|Posted by jmazalian on May 9, 2012 at 10:40 PM|
"The path of least resistance describes the physical or metaphorical pathway that provides the least resistance to forward motion by a given object or entity, among a set of alternative paths. The concept is often used to describe why an object or entity takes a given path." - Wikipedia.
Let's discuss the Tibia. That's the shin bone or to be more medically astute, your leg. When you walk, run, or land from a jump, the tibia needs to go somewher: forward. Now according to the laws of physics it will only go forward if that's the path of least resistance. In most cases it is. Now what if it wasn't. What if your calf muscles were so tight that they caused some resistance towards that forward path that was set for the tibia.
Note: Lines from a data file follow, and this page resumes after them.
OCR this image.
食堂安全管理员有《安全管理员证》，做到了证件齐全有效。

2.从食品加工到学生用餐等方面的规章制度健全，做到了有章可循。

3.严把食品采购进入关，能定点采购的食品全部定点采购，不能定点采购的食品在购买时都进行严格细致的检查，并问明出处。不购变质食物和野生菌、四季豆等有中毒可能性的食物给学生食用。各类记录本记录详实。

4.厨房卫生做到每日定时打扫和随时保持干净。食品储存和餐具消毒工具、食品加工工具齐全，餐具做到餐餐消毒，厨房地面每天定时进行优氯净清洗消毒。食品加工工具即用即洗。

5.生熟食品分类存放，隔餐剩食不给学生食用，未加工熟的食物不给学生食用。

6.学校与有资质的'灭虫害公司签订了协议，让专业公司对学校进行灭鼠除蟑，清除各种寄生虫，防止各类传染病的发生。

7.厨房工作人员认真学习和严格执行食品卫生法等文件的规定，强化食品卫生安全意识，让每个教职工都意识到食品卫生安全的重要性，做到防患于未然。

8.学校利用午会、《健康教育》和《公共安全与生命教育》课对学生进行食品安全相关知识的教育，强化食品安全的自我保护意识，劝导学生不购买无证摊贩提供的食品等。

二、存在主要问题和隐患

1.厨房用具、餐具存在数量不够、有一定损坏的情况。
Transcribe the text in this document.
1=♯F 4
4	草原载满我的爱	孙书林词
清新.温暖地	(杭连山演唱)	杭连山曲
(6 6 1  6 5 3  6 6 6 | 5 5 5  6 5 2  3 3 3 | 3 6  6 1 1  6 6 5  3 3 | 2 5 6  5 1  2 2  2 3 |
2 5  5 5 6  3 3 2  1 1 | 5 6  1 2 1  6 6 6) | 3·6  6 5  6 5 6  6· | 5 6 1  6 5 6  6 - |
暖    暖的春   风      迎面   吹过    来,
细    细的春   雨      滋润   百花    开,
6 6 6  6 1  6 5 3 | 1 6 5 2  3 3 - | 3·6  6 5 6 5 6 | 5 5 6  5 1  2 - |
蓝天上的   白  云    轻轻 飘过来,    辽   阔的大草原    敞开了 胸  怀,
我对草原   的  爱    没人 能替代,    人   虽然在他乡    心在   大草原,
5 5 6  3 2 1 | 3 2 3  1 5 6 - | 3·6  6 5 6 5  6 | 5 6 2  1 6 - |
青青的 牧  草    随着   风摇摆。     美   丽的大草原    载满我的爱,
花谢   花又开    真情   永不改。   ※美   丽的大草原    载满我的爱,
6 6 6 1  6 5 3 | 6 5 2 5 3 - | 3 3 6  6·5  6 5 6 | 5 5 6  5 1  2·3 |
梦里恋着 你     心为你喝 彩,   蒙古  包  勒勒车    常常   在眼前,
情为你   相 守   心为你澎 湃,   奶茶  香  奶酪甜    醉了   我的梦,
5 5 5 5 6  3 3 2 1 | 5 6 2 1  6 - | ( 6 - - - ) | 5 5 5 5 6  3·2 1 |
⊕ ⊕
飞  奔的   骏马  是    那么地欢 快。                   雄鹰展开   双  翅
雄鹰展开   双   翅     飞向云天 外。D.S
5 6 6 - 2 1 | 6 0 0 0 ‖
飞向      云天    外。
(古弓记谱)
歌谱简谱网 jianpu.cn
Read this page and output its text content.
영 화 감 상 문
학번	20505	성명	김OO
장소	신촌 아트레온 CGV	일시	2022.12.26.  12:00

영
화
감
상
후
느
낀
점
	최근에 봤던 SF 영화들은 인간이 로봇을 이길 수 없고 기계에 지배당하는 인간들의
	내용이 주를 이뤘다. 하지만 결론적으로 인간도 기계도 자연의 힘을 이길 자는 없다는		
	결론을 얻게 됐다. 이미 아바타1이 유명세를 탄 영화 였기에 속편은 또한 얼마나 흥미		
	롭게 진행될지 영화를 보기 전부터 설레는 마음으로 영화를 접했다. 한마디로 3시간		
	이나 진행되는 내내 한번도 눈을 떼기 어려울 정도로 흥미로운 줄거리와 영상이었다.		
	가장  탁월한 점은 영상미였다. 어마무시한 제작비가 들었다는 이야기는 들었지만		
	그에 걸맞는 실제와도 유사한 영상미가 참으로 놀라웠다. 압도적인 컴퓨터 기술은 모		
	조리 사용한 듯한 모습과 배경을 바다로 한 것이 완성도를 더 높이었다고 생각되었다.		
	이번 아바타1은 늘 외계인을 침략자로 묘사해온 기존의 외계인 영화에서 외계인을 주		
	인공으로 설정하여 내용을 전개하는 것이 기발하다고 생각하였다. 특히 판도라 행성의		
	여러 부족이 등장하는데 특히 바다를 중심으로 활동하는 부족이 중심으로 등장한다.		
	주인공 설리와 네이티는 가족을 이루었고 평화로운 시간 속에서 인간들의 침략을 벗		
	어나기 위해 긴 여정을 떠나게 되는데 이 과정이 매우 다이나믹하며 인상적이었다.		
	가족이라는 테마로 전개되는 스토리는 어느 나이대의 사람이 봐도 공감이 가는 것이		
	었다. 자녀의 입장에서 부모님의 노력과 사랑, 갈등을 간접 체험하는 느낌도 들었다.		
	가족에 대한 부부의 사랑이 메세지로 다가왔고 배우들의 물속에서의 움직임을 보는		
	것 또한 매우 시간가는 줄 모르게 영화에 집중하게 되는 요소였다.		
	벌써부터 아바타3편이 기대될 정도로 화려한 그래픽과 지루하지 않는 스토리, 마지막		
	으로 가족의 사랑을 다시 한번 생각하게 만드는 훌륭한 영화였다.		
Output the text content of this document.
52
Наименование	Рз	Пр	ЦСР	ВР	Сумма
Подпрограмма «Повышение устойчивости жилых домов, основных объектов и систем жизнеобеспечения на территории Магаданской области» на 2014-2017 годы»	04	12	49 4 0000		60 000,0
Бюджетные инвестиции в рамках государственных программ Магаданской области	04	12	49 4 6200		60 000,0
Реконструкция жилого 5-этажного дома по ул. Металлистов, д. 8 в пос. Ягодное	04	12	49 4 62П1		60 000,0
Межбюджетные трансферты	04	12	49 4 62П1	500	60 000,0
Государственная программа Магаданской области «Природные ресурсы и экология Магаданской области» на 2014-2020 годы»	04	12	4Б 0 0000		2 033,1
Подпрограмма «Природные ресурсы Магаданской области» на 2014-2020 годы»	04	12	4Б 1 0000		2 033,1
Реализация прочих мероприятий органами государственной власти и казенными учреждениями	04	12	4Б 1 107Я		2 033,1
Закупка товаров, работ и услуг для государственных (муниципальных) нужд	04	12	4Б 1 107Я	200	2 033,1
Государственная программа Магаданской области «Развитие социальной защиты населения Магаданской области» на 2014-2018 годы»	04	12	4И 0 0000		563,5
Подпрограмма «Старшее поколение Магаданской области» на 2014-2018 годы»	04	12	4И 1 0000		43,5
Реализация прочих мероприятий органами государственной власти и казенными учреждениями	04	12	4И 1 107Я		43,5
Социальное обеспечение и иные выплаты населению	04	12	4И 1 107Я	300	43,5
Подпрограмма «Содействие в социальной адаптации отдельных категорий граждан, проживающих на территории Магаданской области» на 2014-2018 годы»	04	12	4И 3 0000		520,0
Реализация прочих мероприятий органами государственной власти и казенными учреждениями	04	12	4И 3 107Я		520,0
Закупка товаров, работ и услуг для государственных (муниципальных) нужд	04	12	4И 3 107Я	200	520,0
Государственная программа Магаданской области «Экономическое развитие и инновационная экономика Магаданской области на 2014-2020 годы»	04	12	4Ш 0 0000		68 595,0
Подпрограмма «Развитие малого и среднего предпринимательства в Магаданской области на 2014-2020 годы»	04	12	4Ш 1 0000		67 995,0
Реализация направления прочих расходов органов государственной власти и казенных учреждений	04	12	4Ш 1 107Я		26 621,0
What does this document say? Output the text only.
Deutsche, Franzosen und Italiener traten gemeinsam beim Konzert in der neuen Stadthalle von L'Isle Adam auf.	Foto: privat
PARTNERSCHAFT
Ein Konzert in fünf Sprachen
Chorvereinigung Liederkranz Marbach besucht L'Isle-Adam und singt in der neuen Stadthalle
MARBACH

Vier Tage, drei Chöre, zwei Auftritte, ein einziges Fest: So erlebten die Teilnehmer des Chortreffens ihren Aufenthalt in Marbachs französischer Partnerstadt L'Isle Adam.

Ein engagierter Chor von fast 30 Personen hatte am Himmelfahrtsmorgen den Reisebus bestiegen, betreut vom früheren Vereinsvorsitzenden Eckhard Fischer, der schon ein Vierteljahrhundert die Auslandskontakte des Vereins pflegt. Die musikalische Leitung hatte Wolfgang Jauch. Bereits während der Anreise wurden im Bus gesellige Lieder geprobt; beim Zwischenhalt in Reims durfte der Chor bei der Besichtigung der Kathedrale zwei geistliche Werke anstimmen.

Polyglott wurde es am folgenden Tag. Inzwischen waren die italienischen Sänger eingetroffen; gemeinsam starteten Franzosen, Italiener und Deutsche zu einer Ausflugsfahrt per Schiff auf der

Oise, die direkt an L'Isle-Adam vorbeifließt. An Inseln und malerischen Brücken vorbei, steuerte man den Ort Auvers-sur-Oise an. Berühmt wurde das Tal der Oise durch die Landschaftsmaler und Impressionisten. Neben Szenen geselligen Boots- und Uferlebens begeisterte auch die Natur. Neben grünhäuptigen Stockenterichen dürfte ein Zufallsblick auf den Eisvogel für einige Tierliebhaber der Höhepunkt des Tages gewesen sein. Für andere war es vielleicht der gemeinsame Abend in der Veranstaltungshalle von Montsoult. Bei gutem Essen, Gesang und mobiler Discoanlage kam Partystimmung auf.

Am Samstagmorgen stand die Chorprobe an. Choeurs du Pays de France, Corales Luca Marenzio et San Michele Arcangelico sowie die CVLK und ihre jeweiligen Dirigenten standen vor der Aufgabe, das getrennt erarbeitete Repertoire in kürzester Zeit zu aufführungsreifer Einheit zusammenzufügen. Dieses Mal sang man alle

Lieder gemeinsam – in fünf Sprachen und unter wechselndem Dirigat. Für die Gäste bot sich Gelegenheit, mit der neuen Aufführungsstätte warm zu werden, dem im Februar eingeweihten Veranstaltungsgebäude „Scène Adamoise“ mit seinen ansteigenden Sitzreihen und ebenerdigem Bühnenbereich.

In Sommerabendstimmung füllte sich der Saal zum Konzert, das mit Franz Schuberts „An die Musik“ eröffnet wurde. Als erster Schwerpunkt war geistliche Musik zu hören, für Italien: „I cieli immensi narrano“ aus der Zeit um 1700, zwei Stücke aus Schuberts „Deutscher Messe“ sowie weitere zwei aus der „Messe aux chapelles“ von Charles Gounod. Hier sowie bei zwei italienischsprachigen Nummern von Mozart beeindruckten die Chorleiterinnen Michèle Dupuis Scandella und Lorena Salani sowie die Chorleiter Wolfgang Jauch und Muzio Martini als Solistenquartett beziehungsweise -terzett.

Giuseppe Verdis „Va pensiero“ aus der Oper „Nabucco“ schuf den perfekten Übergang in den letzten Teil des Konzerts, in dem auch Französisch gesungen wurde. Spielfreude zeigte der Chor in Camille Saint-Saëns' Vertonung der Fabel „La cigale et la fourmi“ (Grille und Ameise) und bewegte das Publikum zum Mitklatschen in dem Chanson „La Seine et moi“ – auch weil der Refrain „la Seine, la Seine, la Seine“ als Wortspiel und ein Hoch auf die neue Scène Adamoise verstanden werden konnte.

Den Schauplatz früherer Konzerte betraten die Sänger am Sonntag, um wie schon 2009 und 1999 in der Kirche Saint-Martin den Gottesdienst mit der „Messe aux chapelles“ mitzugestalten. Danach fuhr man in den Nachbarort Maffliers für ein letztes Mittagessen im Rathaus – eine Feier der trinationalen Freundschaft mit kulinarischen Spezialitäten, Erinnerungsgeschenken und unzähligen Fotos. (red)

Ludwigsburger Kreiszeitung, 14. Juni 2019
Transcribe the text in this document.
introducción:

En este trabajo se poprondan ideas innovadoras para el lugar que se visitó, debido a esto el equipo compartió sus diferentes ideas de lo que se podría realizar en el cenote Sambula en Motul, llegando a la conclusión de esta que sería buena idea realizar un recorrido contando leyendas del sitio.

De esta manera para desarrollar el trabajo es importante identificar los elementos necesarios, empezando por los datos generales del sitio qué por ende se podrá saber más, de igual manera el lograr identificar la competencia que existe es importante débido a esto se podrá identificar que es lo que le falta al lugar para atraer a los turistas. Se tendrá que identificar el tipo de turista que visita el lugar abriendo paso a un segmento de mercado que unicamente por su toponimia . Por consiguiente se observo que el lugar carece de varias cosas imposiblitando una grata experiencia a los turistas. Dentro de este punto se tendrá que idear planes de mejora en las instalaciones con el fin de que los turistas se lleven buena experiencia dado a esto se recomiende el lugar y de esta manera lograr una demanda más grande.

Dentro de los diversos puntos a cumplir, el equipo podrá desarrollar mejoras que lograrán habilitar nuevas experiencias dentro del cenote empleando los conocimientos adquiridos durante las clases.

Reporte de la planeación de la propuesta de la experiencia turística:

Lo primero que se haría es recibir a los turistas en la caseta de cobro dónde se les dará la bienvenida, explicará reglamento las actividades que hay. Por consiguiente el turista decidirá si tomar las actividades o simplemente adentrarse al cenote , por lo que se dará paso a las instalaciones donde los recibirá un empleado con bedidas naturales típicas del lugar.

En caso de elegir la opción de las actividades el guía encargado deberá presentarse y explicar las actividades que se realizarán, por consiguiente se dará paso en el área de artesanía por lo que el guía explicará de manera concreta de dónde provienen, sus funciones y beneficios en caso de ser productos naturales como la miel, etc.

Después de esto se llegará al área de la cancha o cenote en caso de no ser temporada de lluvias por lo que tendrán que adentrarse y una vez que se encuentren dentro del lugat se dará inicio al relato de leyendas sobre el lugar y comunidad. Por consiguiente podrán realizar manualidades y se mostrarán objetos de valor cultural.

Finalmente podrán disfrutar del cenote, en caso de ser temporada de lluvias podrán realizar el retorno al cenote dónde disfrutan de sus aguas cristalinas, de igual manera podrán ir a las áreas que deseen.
Where's the tibia gonna go?
We discussed in the last post about Derek Rose and different possibilities why he blew out his knee. Let's take a different approach. Let us assume Mariano had nice strong Glute muscles and no feet problems. But what if he had these tight calf muscles from sitting in the bullpen the whole game, chewing on tobacco and seed, just waiting to come out and finish the game. His tibia would have to go somewhere when he was shagging fly balls in the outfield and landed with a career ending ACL and meniscus tear. The path of least resistance for Mariano's tibia must have been inwards instead of forward. And although Rivera has defied the laws of baseball by pitching lights out at such an old age, one can never defy the laws of physics.
Don't Get It? Try this:
Stand with feet hip width apart. Slowly stary to bend down like your faking going down an elevator. Do you get stuck at a certain point? You feel tightness in the back of your legs? Maybe you and Mariano should start stretching together.